Dans la tragédie Antigone de Sophocle, l’héroïne refuse au nom des lois non écrites des dieux, plus hautes que celles de l’État, d’obéir à l’ordre injuste du roi Créon qui refuse une sépulture à son frère. Elle incarne une conscience personnelle en conflit avec la loi extérieure, anticipant ce que le christianisme formulera pleinement : il existe une vérité morale universelle, accessible à la raison, que l’homme est tenu de suivre, même contre l’ordre établi. Tout homme, quelques soient ces actes, a droit une sépulture et aux respect que l’on doit aux morts.
Cet appel à la conscience trouve un aboutissement magnifique dans la théologie de saint Thomas d’Aquin, qui distingue quatre types de loi :
- La loi éternelle : c’est la sagesse divine elle-même, par laquelle Dieu gouverne le monde. Elle est l’ordre profond de la création.
- La loi naturelle : c’est la participation de la créature humaine à cette loi éternelle. Elle est inscrite dans le cœur de tout homme, croyant ou non. Elle commande d’agir selon la raison droite : rechercher le bien, éviter le mal, honorer la vie, respecter la justice.
- La loi humaine : ce sont les lois civiles ou sociales, légitimes si elles se conforment à la loi naturelle, illégitime dans le cas contraire.
- La loi divine révélée : c’est l’Évangile. Elle élève et complète la loi naturelle en nous appelant à aimer même nos ennemis, à pardonner, à espérer.
Mais saint Thomas insiste sur un point essentiel : l’homme est un être libre, capable de juger par lui-même, dans sa conscience, ce qu’il doit faire. Il n’est pas un esclave de règles imposées de l’extérieur, mais un partenaire de Dieu, appelé à marcher librement dans la vérité.
Ce que le Christ attend de nous, ce n’est pas que nous nous soumettions aveuglément à des codes religieux, mais que nous discernions en conscience, éclairés par la foi.
Ce n’est pas un relativisme, où chacun ferait ce qu’il veut. Non : c’est un appel à la conscience droite, formée, éclairée par la Parole de Dieu, éduquée par l’Église, et fortifiée par la grâce.
Le Concile Vatican II le dit magnifiquement (dans Gaudium et Spes 16) :
« Au fond de sa conscience, l’homme découvre une loi qu’il ne s’est pas donnée lui-même, mais à laquelle il est tenu d’obéir. […] C’est une loi inscrite par Dieu au cœur de l’homme ; sa dignité est de lui obéir. »

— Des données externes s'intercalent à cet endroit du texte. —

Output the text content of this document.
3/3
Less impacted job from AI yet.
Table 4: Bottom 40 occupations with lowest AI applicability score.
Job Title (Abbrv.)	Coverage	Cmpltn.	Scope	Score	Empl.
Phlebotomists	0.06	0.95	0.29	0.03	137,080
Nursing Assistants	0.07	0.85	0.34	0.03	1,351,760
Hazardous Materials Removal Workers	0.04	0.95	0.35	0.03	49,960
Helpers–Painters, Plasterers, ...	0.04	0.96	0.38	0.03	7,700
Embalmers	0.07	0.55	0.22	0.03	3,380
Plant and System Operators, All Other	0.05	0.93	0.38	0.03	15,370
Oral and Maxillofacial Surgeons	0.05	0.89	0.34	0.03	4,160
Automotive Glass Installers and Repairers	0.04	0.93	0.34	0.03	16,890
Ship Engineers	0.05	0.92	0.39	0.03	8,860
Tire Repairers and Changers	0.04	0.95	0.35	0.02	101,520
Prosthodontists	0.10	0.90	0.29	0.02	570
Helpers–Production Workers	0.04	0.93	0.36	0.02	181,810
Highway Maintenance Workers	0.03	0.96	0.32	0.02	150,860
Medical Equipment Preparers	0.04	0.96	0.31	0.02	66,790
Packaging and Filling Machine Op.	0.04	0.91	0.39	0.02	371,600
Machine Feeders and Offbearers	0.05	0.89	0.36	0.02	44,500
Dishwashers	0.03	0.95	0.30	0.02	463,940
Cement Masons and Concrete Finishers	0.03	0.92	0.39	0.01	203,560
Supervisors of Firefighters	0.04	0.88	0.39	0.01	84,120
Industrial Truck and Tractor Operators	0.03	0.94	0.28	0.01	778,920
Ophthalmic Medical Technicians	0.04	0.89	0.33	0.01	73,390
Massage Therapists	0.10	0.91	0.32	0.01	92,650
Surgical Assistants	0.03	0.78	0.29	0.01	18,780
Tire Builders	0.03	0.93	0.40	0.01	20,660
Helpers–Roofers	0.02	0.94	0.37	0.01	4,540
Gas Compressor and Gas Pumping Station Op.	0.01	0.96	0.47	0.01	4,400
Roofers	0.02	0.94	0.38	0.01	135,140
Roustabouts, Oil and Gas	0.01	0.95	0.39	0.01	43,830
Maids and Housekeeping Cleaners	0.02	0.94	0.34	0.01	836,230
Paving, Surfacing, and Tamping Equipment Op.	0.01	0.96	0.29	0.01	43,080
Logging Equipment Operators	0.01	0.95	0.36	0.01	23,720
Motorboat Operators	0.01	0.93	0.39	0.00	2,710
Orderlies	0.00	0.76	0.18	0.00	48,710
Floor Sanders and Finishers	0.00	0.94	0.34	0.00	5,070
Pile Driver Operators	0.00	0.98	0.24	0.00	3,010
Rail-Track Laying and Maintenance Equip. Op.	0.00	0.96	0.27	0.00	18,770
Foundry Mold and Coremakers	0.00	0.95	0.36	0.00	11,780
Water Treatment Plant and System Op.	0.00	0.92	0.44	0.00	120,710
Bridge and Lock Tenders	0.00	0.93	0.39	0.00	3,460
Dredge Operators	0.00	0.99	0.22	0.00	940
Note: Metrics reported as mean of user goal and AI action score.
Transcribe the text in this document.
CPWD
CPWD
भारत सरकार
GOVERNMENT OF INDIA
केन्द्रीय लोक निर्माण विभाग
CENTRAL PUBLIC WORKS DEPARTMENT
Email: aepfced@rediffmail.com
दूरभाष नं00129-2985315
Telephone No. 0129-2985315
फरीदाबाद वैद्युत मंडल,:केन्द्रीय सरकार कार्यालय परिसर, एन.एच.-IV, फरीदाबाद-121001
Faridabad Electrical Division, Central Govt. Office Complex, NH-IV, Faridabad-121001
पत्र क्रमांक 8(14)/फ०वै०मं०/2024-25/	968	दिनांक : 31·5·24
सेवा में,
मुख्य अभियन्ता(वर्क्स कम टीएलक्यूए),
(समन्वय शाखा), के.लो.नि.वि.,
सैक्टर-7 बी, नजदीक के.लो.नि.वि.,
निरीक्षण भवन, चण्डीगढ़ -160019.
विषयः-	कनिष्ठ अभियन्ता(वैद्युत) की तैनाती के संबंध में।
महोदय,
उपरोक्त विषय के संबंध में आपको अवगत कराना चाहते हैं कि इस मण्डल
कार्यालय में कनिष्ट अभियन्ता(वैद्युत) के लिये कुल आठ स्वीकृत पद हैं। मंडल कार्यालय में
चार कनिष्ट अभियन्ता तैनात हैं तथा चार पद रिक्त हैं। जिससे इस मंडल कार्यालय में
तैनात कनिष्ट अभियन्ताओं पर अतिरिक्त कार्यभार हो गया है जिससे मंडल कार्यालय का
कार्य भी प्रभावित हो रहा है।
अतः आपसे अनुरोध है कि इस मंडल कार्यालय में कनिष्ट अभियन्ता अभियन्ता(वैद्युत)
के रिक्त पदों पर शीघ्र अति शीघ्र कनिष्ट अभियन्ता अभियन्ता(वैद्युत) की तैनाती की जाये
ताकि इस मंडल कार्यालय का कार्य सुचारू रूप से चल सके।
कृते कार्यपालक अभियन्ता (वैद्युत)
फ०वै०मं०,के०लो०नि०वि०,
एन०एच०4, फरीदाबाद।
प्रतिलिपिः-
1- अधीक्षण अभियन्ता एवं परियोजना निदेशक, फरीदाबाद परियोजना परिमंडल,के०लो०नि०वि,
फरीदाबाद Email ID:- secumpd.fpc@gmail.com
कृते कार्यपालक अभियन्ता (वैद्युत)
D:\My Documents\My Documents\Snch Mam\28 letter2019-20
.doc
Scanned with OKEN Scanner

Revenons à la parabole du riche insensé. Il a agi sans crime, mais aussi sans conscience. Il a pensé à son avenir matériel, mais pas à son âme. Il a oublié les autres, oublié Dieu. Et Dieu lui dit :
« Insensé ! Cette nuit même, on va te redemander ta vie. »
Cet homme a laissé l’avidité, non la sagesse, guider ses choix. Il n’a pas suivi la loi naturelle. Il n’a pas formé sa conscience. Il a vécu comme si tout dépendait de lui.

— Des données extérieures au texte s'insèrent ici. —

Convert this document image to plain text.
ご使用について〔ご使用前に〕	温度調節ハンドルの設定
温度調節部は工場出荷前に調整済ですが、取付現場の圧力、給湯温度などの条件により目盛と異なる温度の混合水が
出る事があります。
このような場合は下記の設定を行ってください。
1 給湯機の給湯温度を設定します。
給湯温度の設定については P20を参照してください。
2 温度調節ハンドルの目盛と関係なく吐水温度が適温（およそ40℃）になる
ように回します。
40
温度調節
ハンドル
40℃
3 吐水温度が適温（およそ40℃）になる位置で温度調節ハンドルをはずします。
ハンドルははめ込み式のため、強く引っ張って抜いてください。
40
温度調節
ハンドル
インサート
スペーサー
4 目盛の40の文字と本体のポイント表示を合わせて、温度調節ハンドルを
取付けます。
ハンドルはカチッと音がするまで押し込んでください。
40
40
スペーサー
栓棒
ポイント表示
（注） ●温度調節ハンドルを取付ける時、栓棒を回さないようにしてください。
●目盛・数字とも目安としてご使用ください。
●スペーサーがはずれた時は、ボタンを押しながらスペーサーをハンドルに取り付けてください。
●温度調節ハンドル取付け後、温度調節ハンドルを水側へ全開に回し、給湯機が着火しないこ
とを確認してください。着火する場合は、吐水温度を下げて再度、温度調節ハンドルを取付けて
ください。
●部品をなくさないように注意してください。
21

Frères et sœurs, dans un monde qui cherche toujours des règles toutes faites, des décisions imposées d’en haut, des figures d’autorité infaillibles, Jésus nous renvoie à la liberté et à la responsabilité :
« Que chacun écoute ce que l’Esprit dit à sa conscience. »
Il ne veut pas être ni le cadi ni le juge du Beth Din. Il veut être le Seigneur de nos cœurs, Celui qui éclaire notre discernement, Celui qui inscrit la Loi dans nos vies par l’amour, et non par la contrainte.
Demandons-lui aujourd’hui la grâce d’une conscience droite, formée par l’Évangile, éclairée par la prière, animée par l’Esprit Saint. Car c’est là, et là seulement, que nous trouvons la vraie liberté, et la vraie richesse : être riches pour Dieu et selon Dieu.